Para Pedro Moura, fundador e diretor do Instituto BVRio, que busca soluções baseadas no mercado para o cumprimento de metas ambientais, o grande desafio é trazer investimentos pra uma atividade que não gera retornos imediatos diretos. O valor gerado pela conservação se dá pelos serviços ambientais, que, embora fundamentais para a economia, são difíceis de mensurar numa lógica de mercado. Por isso, ele acredita, mecanismos como os créditos de carbono são importantes e precisam ganhar robustez.
“Se realmente queremos ganhar escala precisamos de esforços governamentais. Se o Brasil diz que vai restaurar milhões de hectares, com investimento contínuo e parcerias público-privadas, isso direciona esforços. Pequenos projetos continuam tendo espaço, são muito bons para as empresas, mas não resolvem o problema.
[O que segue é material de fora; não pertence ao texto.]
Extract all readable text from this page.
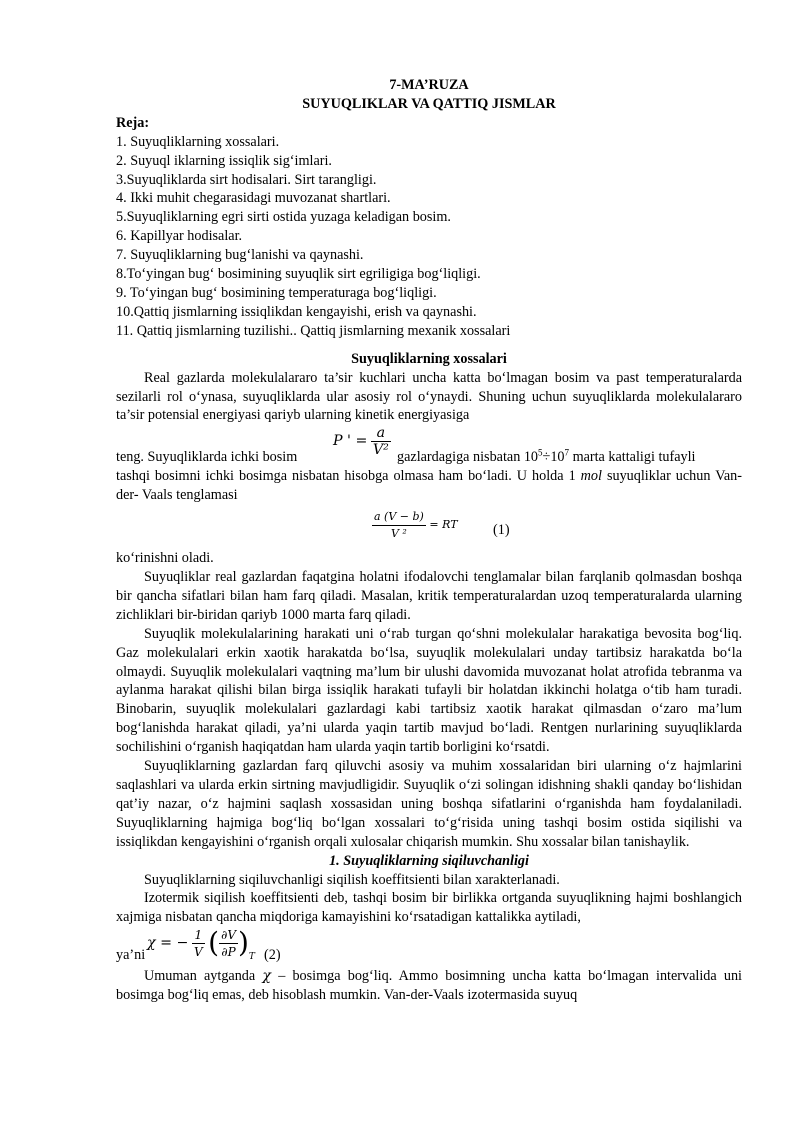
7-MA’RUZA
SUYUQLIKLAR VA QATTIQ JISMLAR
Reja:
1. Suyuqliklarning xossalari.
2. Suyuql iklarning issiqlik sig‘imlari.
3.Suyuqliklarda sirt hodisalari. Sirt tarangligi.
4. Ikki muhit chegarasidagi muvozanat shartlari.
5.Suyuqliklarning egri sirti ostida yuzaga keladigan bosim.
6. Kapillyar hodisalar.
7. Suyuqliklarning bug‘lanishi va qaynashi.
8.To‘yingan bug‘ bosimining suyuqlik sirt egriligiga bog‘liqligi.
9. To‘yingan bug‘ bosimining temperaturaga bog‘liqligi.
10.Qattiq jismlarning issiqlikdan kengayishi, erish va qaynashi.
11. Qattiq jismlarning tuzilishi.. Qattiq jismlarning mexanik xossalari
Suyuqliklarning xossalari

Real gazlarda molekulalararo ta’sir kuchlari uncha katta bo‘lmagan bosim va past temperaturalarda sezilarli rol o‘ynasa, suyuqliklarda ular asosiy rol o‘ynaydi. Shuning uchun suyuqliklarda molekulalararo ta’sir potensial energiyasi qariyb ularning kinetik energiyasiga

teng. Suyuqliklarda ichki bosim
P ' = $\frac{a}{\text{V²}}$ gazlardagiga nisbatan $10^5\div 10^7$ marta kattaligi tufayli

tashqi bosimni ichki bosimga nisbatan hisobga olmasa ham bo‘ladi. U holda 1 mol suyuqliklar uchun Van-der- Vaals tenglamasi

$\frac{a (V - b)}{\text{V ²}}$ = RT (1)

ko‘rinishni oladi.

Suyuqliklar real gazlardan faqatgina holatni ifodalovchi tenglamalar bilan farqlanib qolmasdan boshqa bir qancha sifatlari bilan ham farq qiladi. Masalan, kritik temperaturalardan uzoq temperaturalarda ularning zichliklari bir-biridan qariyb 1000 marta farq qiladi.

Suyuqlik molekulalarining harakati uni o‘rab turgan qo‘shni molekulalar harakatiga bevosita bog‘liq. Gaz molekulalari erkin xaotik harakatda bo‘lsa, suyuqlik molekulalari unday tartibsiz harakatda bo‘la olmaydi. Suyuqlik molekulalari vaqtning ma’lum bir ulushi davomida muvozanat holat atrofida tebranma va aylanma harakat qilishi bilan birga issiqlik harakati tufayli bir holatdan ikkinchi holatga o‘tib ham turadi. Binobarin, suyuqlik molekulalari gazlardagi kabi tartibsiz xaotik harakat qilmasdan o‘zaro ma’lum bog‘lanishda harakat qiladi, ya’ni ularda yaqin tartib mavjud bo‘ladi. Rentgen nurlarining suyuqliklarda sochilishini o‘rganish haqiqatdan ham ularda yaqin tartib borligini ko‘rsatdi.

Suyuqliklarning gazlardan farq qiluvchi asosiy va muhim xossalaridan biri ularning o‘z hajmlarini saqlashlari va ularda erkin sirtning mavjudligidir. Suyuqlik o‘zi solingan idishning shakli qanday bo‘lishidan qat’iy nazar, o‘z hajmini saqlash xossasidan uning boshqa sifatlarini o‘rganishda ham foydalaniladi. Suyuqliklarning hajmiga bog‘liq bo‘lgan xossalari to‘g‘risida uning tashqi bosim ostida siqilishi va issiqlikdan kengayishini o‘rganish orqali xulosalar chiqarish mumkin. Shu xossalar bilan tanishaylik.

1. Suyuqliklarning siqiluvchanligi

Suyuqliklarning siqiluvchanligi siqilish koeffitsienti bilan xarakterlanadi.

Izotermik siqilish koeffitsienti deb, tashqi bosim bir birlikka ortganda suyuqlikning hajmi boshlangich xajmiga nisbatan qancha miqdoriga kamayishini ko‘rsatadigan kattalikka aytiladi,

ya’ni
χ = − $\frac{1}{V}$ ( $\frac{\partial V}{\partial P} )_T$ (2)

Umuman aytganda χ – bosimga bog‘liq. Ammo bosimning uncha katta bo‘lmagan intervalida uni bosimga bog‘liq emas, deb hisoblash mumkin. Van-der-Vaals izotermasida suyuq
É preciso de um programa governamental de grande escala, usando por exemplo a emissão de títulos verdes, que são mais dinâmicos e ajudam a atrair dinheiro”, avaliou.
Para Renato Crouzeilles o diretor científico da Mombak, startup brasileira que negocia créditos de carbono para viabilizar projetos amazônicos, o problema de atrair investidores está no retorno de longo prazo, que gera juros mais altos por conta do risco. Dessa forma, ele acredita que mecanismos como o Fundo Clima, que oferece empréstimos a juros mais baixos, são fundamentais para reduzir o custo dos projetos
Já Eduardo Rimolli, diretor de finanças e administração da Fundação Black Jaguar, NGO que atua com projetos de restauração no Cerrado e na Amazônia, trouxe exemplos de projetos no estado do Pará que mobilizaram a comunidade local na produção de sementes e mudas para a restauração, realizando educação ambiental para crianças e incentivando os produtores rurais a adotar práticas sustentáveis.
“O custo por hectare restaurado passa dos R$ 90 mil e os créditos de carbono não cobrem todo esse valor. Por isso, é preciso ser extremamente criterioso com recursos. Outro problema é que as fazendas com que trabalhamos muitas vezes não estão incluídas nos programas de incentivo governamentais por critérios técnicos que poderiam ser revistos. Há uma oferta reprimida de serviços de restauração por parte de pequenos produtores, que veem com bons olhos esse complemento de renda. Também é fundamental envolver seguradoras no processo, o que é difícil, pois há poucas nesse mercado”, explicou.
Para Carlos Nobre, os créditos de carbono são importantes e devem ser aprimorados, mas devemos criar novos mecanismos de financiamento, já que não se trata apenas de reduzir emissões. “Serviços agroflorestais de produção, que estão integrados na nova bioeconomia, têm potencial de mercado na casa dos bilhões de dólares. Estudos recentes mostram que a evaporação em áreas índigenas conservadas respondem por 10 a 20% das chuvas na bacia do Paraná, uma região intensamente agrícola. A pandemia de covid-19 causou um prejuízo de 18 trilhões de dólares no mundo, portanto, há valor econômico em impedir que novas aconteçam. E quanto valem todos esses serviços ecossistêmicos hoje? Nada!”, refletiu. “É preciso começar a calcular todos os serviços para além do carbono”.